In order to ensure an effective balanced scorecard implementation, Lewy and du Mee recommended that organizations obtain the commitment of a top-level sponsor as well as relevant line managers. The balanced scorecard initiative must be the top priority of the organization if implementation is to succeed. They also emphasized the importance of putting strategic goals in place before implementing the scorecard. Otherwise, the goals and measures included in the scorecard are likely to drive the wrong behavior. Lewy and du Mee also suggested that organizations try a pilot program before moving on to full-scale implementation. Testing the balanced scorecard in a few key business areas enables managers to make necessary changes and increase support for the initiative before involving the entire company. It is also important to provide information and training to employees prior to an organization-wide rollout.
Lewy and du Mee also warned managers against using the balanced scorecard as a way to achieve extra top-down control. Employees are unlikely to support the goals and measures if the scorecard is used as a "gotcha" by management. Another potential pitfall, according to the researchers, is trying to use a standardized scorecard.

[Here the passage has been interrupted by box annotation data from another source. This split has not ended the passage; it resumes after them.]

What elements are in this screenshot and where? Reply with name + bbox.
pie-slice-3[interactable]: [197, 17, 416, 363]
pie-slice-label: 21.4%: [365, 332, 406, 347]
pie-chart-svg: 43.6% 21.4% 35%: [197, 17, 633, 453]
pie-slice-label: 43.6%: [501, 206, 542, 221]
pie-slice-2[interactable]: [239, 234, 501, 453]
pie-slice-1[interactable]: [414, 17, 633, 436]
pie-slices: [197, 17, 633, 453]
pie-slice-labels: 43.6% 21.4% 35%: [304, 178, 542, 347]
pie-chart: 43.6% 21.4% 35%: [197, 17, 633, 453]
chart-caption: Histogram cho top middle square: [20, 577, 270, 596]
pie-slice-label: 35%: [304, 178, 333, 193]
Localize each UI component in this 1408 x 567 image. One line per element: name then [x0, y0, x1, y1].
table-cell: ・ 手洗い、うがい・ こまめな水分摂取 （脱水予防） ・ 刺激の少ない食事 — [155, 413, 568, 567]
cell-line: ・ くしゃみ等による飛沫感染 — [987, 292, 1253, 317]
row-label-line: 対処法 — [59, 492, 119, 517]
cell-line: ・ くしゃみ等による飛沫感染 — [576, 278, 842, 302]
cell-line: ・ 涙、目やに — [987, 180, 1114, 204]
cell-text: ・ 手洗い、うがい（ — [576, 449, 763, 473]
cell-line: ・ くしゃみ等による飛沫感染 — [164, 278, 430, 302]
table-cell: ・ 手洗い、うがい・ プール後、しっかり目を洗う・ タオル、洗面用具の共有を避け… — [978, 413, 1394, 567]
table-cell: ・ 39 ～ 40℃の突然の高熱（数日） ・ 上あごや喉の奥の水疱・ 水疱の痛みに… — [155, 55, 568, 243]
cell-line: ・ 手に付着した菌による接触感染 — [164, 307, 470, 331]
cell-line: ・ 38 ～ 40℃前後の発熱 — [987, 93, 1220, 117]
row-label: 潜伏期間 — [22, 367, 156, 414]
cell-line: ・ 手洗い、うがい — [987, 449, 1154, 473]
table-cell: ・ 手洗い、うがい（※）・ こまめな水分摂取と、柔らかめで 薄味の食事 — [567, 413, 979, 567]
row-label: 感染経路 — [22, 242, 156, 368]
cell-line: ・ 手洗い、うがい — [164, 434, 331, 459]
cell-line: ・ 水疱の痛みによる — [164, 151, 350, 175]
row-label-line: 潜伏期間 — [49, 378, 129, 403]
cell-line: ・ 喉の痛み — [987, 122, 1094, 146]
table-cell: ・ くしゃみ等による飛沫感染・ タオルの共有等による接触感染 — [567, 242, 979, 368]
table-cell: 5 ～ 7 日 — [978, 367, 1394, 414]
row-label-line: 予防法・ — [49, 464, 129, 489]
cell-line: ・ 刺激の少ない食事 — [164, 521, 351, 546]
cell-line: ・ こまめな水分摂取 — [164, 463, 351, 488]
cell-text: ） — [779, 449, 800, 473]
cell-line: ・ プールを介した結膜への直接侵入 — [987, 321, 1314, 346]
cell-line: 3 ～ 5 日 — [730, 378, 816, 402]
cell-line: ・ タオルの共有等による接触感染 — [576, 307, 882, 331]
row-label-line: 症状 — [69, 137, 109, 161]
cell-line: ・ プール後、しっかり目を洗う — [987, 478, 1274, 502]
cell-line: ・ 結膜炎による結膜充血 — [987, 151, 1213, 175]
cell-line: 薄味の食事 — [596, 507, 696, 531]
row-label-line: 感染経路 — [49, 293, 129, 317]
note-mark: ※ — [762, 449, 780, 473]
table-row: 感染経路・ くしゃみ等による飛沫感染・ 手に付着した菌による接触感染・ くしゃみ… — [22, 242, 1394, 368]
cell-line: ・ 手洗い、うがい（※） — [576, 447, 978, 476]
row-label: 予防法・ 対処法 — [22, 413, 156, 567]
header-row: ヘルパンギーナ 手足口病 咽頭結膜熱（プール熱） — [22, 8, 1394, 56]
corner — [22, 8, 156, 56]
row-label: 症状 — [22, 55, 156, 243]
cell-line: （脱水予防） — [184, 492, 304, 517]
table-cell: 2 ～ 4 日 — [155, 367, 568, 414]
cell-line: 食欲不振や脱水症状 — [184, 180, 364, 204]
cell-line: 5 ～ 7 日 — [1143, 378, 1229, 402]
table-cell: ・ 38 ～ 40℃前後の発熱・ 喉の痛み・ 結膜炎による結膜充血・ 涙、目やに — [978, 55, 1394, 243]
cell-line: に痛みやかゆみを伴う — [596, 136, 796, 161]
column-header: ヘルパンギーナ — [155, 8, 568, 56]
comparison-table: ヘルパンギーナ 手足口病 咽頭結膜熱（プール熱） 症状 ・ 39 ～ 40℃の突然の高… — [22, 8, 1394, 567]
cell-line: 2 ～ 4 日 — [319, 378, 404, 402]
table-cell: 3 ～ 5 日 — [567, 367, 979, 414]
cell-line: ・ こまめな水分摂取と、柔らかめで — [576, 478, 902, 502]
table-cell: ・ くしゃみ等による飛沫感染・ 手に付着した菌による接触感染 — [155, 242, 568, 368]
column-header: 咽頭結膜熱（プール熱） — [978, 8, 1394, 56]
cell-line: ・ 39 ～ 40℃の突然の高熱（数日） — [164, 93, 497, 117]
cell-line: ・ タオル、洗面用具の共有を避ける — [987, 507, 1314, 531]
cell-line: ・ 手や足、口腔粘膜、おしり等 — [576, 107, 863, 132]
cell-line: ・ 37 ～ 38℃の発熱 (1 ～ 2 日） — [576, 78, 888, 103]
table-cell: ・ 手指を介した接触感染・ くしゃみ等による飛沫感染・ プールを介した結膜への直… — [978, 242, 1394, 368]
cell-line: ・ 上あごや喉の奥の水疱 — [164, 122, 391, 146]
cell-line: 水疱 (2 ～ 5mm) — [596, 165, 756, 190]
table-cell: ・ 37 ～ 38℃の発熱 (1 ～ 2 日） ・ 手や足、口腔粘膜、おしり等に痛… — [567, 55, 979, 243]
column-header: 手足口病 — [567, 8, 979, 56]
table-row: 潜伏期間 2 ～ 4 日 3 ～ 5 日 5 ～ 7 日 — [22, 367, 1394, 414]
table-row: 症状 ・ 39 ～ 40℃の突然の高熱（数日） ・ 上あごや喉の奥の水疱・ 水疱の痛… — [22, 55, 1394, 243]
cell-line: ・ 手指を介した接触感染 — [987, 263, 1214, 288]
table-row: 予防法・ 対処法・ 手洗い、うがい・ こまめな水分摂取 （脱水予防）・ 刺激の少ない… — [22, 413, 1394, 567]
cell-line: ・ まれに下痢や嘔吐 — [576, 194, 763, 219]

Instead, they stress that each organization must devote the time and resources to develop its own customized program. Lewy and du Mee found that balanced scorecard implementation was more likely to fail when companies underestimated the amount of training and communication required during the introductory phase, or the extra workload and costs involved with periodic reporting later on. Even though the balanced scorecard appears to be a simple idea, implementing it is likely to mean huge changes in an organization.